My frog is ALIVE!

February 16, 2012 • 8:56 am

I am quite proud that I have one species of animal named after me: Atelopus coynei, a small “harlequin frog” that was first caught (by me, when I was a student) in the forests of western Ecuador.  It was formally described by my best friend in graduate school, the polymath Ken Miyata (co-author of Tropical Nature), who, tragically, was killed in a fishing accident in 1983.  The story of Ken, how he came to name the frog after me, and other details of these beautiful creatures (I include Ken in that category), are described here, here, and here.

For years Atelopus coynei has been thought to be extinct: it’s a denizen of the wet forests of western Ecuador, which are being lost to human depredation at an alarming rate; and of course frogs worldwide are being decimated by a chytrid fungus.  A. coynei has not, in fact, been seen since 1984.

Until a week ago.

I found out yesterday that it’s STILL ALIVE!  Here’s a short email I received last night.

I would like to inform you about my observation of an individual of “Atelopus coynei” on February 7, 2012 at Chinambi, Carchi, Ecuador. Attached are 2 photographs. The species is listed as Critically Endangered.

Best regards,

Dr. Andreas Kay, Cotacachi, Ecuador

Dr. Kay enclosed two photographs he took of the living frog, which are only the second and third pictures that have been made. It’s far prettier than the pickled type specimen at Harvard’s Museum of Comparative Zoology, which lost its color (click to enlarge to full glory):


Perhaps I’m too steeped in theology, but I sense a metaphor here: like the memory of my erstwhile best pal, the frog is still with us.


32 thoughts on “My frog is ALIVE!

  1. How immensely cool to have this beautiful creature scientifically named in your honor, and that it has been sighted again.

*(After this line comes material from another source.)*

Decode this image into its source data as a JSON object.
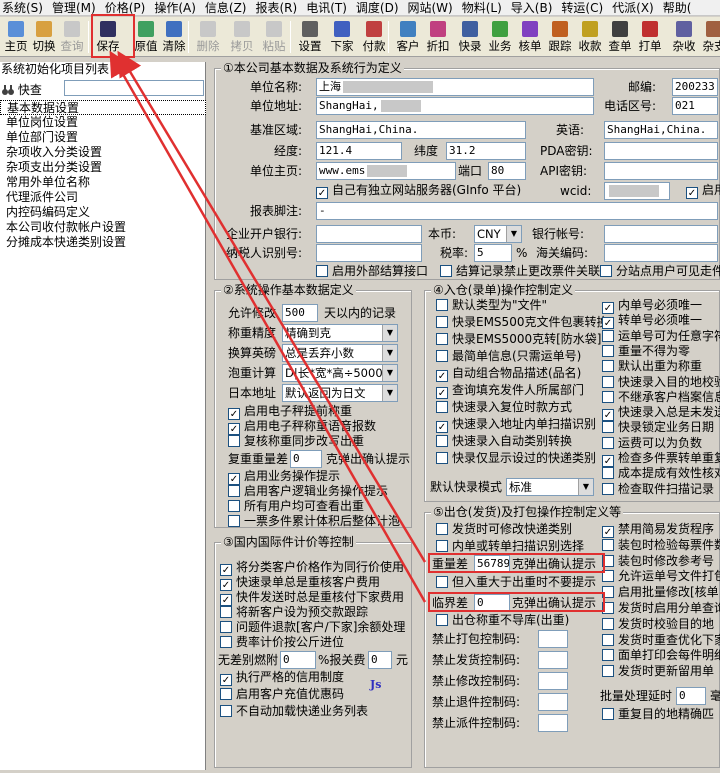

I like this kind of news. 🙂

  2. What excellent news!!! Does this live in lower-elevation forests? The lower elevation Atelopus here in Ecuador are mostly free of the frog-killing fungus. The fungus doesn’t thrive at high temperatures. Most of the highland species here now seem to be truly extinct, though occasionally there are surprises.

  3. Groovy post! Because…

    ** it’s a frog beauty ~ though it’s a given that all frogs are beautiful ~ why would any frog aspire to be a prince?

    ** it’s YOUR frog

    ** of your touching remark about the RIP Ken being also in the class of beautiful creatures

    ** of the use of the word denizen ~ ‘denizen’ doesn’t get enough airplay outside of Attenborough & monster movies. For some reason the word has become wrongly solely associated with, mystery, the deep & the dark

  4. We must really work to combat human induced extinction that is having a irreversible and dangerous consequences on evolution of species and contributing to loss of diversity of life.